Key Takeaways
- Tenex compensates AI engineers by output (story points) instead of hours.
- This model incentivizes engineers to leverage AI for 10x productivity.
- Engineers are projected to earn over $1 million annually through this system.
- Tenex achieves rapid prototyping, delivering complex systems in weeks.
- Human capital, specifically hiring exceptional engineers, limits Tenex's growth.
- Advanced AI interview questions probe understanding of "controlling entropy."
Deep Dive
- Tenex co-founders Alex Lieberman and Arman Hezarkani developed an output-based compensation model for AI engineers.
- This model, based on story points rather than hourly billing, aims to align incentives for AI tool adoption and maximize throughput.
- The concept emerged after Hezarkani's previous company achieved a 10x increase in software output despite a 90% engineering team downsizing by going AI-first.
- To ensure quality and prevent system gaming, Tenex hires engineers motivated by long-term client relationships or a passion for coding.

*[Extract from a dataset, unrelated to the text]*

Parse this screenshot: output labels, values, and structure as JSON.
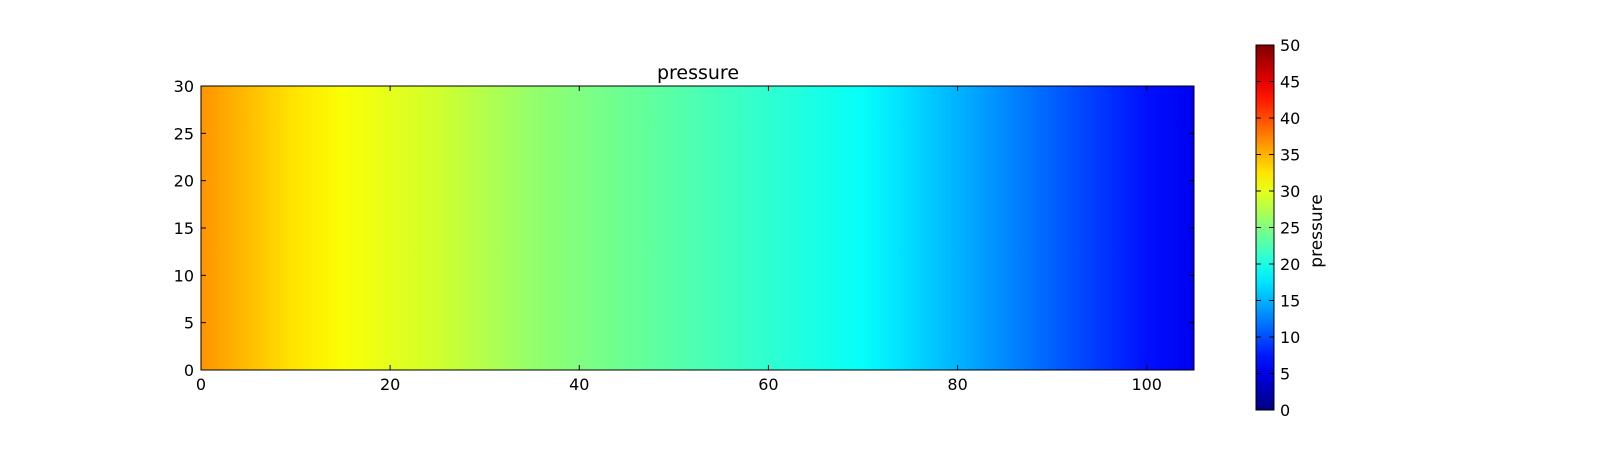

- Engineers are compensated by story points, while technical strategists are incentivized by Net Revenue Retention (NRR) and client retention.
- The company anticipates multiple engineers will earn over $1 million annually via this story point compensation model.
- Tenex developed a retail computer vision system with heat maps and theft detection, prototyping in two weeks for work that previously took quarters.
- The company built Snapback Sports' mobile trivia app in one month, which achieved a global App Store ranking of 20th.
- An AI health coach app prototype was developed in four hours for a prospect, dramatically accelerating the sales motion.
- Tenex identifies human capital, specifically hiring exceptional AI engineers quickly, as its primary growth bottleneck.
- Despite being an AI-first company, the challenge lies in finding individuals who can effectively harness AI's leverage.
- While Tenex has ambitions to build proprietary technology, recruiting enough skilled talent remains the immediate constraint.
- Tenex employs "unreasonably difficult" take-home interviews, with approximately 50% of candidates not completing the challenge.
- The interview process is short, involving two calls, a take-home review, and one or two final meetings, potentially completable in a week.
- A signature question asks about the primary bottleneck in building an AI to replace an engineer, revealing advanced insights into AI agent challenges.
- Discussions at the conference highlight trending keywords like "context engineering" and the controversial "MCP" acronym.
- Speakers debate whether new acronyms, such as MCP, represent significant advancements or are used to attract investment.
- One perspective views new terminology as a natural sociological behavior for groups to communicate, with ideas and language recycled over time.